Poster for The Apartment

The Apartment

Billy Wilder • 1960 • USA • 125 min

Monday Mar 9 @ 6:00pm
Monday Mar 9 @ 8:30pm

Thoughts from the committee


If we can trust one Hollywood titan to deliver a romantic comedy with a real edge, then it’s Billy Wilder. Hot on the heels of the success of Some Like It Hot (1959), the taboo-breaking, gender-bending classic, came The Apartment, with iconic turns from Jack Lemmon and Shirley MacLaine. 

The premise is classic farce: CC ‘Bud’ Baxter (Lemmon) is a small cog in the corporate machine of the insurance agency where he works. To curry favour, he lends his apartment to company bosses for their affairs. The arrangement is made even more complicated when he falls for one of the women caught in this system (MacLaine). But what makes The Apartment stand above is the pathos and sadness blended in. 

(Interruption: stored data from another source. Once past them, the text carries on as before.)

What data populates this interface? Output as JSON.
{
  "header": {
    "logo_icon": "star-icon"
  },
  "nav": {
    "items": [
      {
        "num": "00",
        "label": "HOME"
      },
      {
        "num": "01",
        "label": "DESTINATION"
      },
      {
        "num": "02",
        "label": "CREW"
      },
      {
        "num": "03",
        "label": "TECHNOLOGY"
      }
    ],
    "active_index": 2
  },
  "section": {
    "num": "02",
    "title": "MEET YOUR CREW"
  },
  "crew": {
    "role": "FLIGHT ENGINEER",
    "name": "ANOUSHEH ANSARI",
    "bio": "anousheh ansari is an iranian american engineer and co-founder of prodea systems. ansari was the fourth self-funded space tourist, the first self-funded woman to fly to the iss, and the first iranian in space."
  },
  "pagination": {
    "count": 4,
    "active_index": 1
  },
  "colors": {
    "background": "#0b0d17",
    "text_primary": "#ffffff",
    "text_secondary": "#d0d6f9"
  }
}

Wilder’s pedigree in film noir (Double Indemnity and Sunset Boulevard) and in comedy make him such an impressive figure of the Hollywood Golden Age, and there are elements of both in this production.

Winner of five Oscars and ranked the 54th greatest film of all time on the most recent Sight & Sound Critics poll, The Apartment quietly changed the rules of the Hollywood comedy, paving the way for the more morally complex films to come later in the decade as the revolution of the new Hollywood era came into being. 

“You can take your choice of adjectives to describe The Apartment. […] Here’s a partial list: Ironic, satirical, funny, sentimental, bitter and sad.” – John L Scott, The Los Angeles Times

Featured member reviews


Funny and sweet with enough underlying darkness to really leave an impression. The lighting looked absolutely stunning on the big screen - romance works so much better in black and white.

An excellent thoughtful and well crafted film. And a great example of the joy of shared viewing in a cinema - awesome to be part of the collective gasps and chuckles.

One of the most entertaining scripts ever written, I wasn’t bored for a second! Billy Wilder never misses and Jack Lemmon is hilarious with his delivery. A perfect movie.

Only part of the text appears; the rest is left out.